Judge Downs Pop-Ups in Contrary Decision

Bucking decisions made in two earlier cases, a U.S. District Judge this week enjoined New York adware company WhenU from popping up a competitor’s ads over plaintiff 1-800 Contacts’ Web site.

Saying users of WhenU’s desktop software might be confused about the source of the pop-up ads, New York District Judge Deborah A. Batts said the adware firm could no longer display Vision Direct’s ads over its competitor’s site. Vision Direct is WhenU’s client and a co-defendant in the lawsuit.

“Essentially we’re pleased that the judge dismissed the copyright claims and disappointed that it was a split decision on the trademark,” said Avi Naidern, CEO of WhenU. “There have been two judges that have already ruled that there is no use of a competitor’s trademark when you target advertising this way. We’re confident the ruling will be overturned on appeal.”

Naidern said if the decision is not overturned, it could have far-reaching implications for search engine advertising.

“If this judge is deemed to be correct this will create major problems for search engine marketing in general on the Internet,” Naidern said. “Using names of companies to target advertising is a fundamental part of advertising.”

In October 2002, 1-800 Contacts sued WhenU and VisionDirect in New York over ads that appeared when users went to 1800contacts.com. 1-800 Contacts alleged that WhenU deliberately targeted offers from rivals based on the Web site that its users were visiting, and hence, the suit claimed, Vision Direct profited from its competitor’s brand equity. The plaintiff relied on trademark and copyright law, and alleged that consumers don’t realize they are seeing pop-up ads delivered by WhenU’s software when they visit the 1800contacts.com site.

The New York judge granted 1-800 Contact’s injunction based on trademark infringement.

“WhenU claimed there was no likelihood of confusion on the part of consumers because they had a disclaimer on the ad that said it was from WhenU, not the Web site where it appeared. The court rejected that argument and found it was likely that consumers would be confused,” said Terence Ross of New York-based Gibson, Dunn & Crutcher, the law firm that represented 1-800 Contacts.

Other judges haven’t agreed with Judge Batts’ preliminary conclusions.
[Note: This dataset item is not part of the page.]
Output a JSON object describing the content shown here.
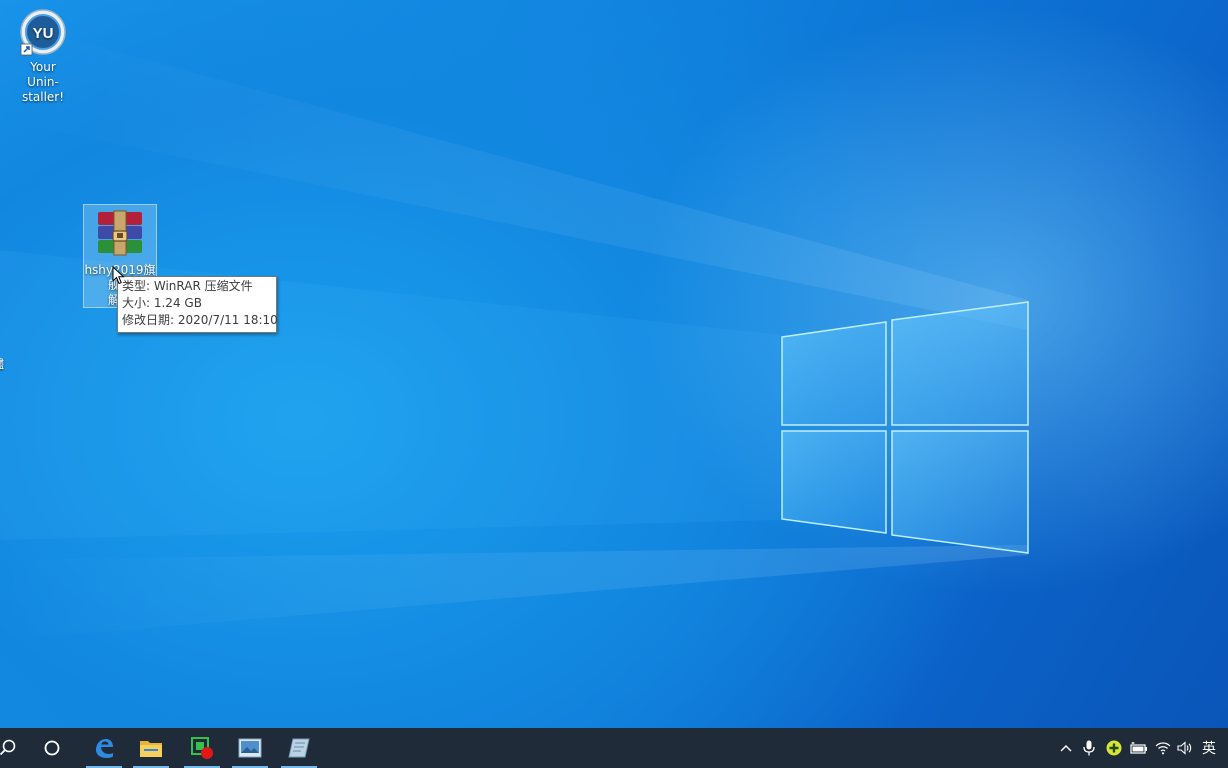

On Nov. 19, a Detroit judge presiding over a similar lawsuit brought by Wells Fargo against WhenU ruled to the contrary, saying consumers were not likely to be confused by the source of the ads.

A similar case filed by U-Haul against WhenU around the same time as the 1-800 Contacts case went in WhenU’s favor, too. U.S. District Court Judge Gerald Lee granted WhenU’s motion to dismiss the meat of the charges brought against it by U-Haul.

“That case has been appealed to the United States Court of Appeals,” Ross noted.

Ross was also involved in a case against adware maker Gator and a group of publishers including the New York Times Co. that was settled in February. A preliminary injunction had been issued against Gator. The companies settled on the eve of trial.

“That’s the same court where the first WhenU case was. Different judges in the same court came to different conclusions. That points out that this is a novel area of the law that involves tricky applications of intellectual property law. You have two judges in the same court coming to opposite decisions and a judge in New York and one in Michigan coming to opposite decisions,” said Ross.

“Ultimately the Supreme Court will have to take one of these cases and resolve the differences. But that will be a couple of years from now,” he said.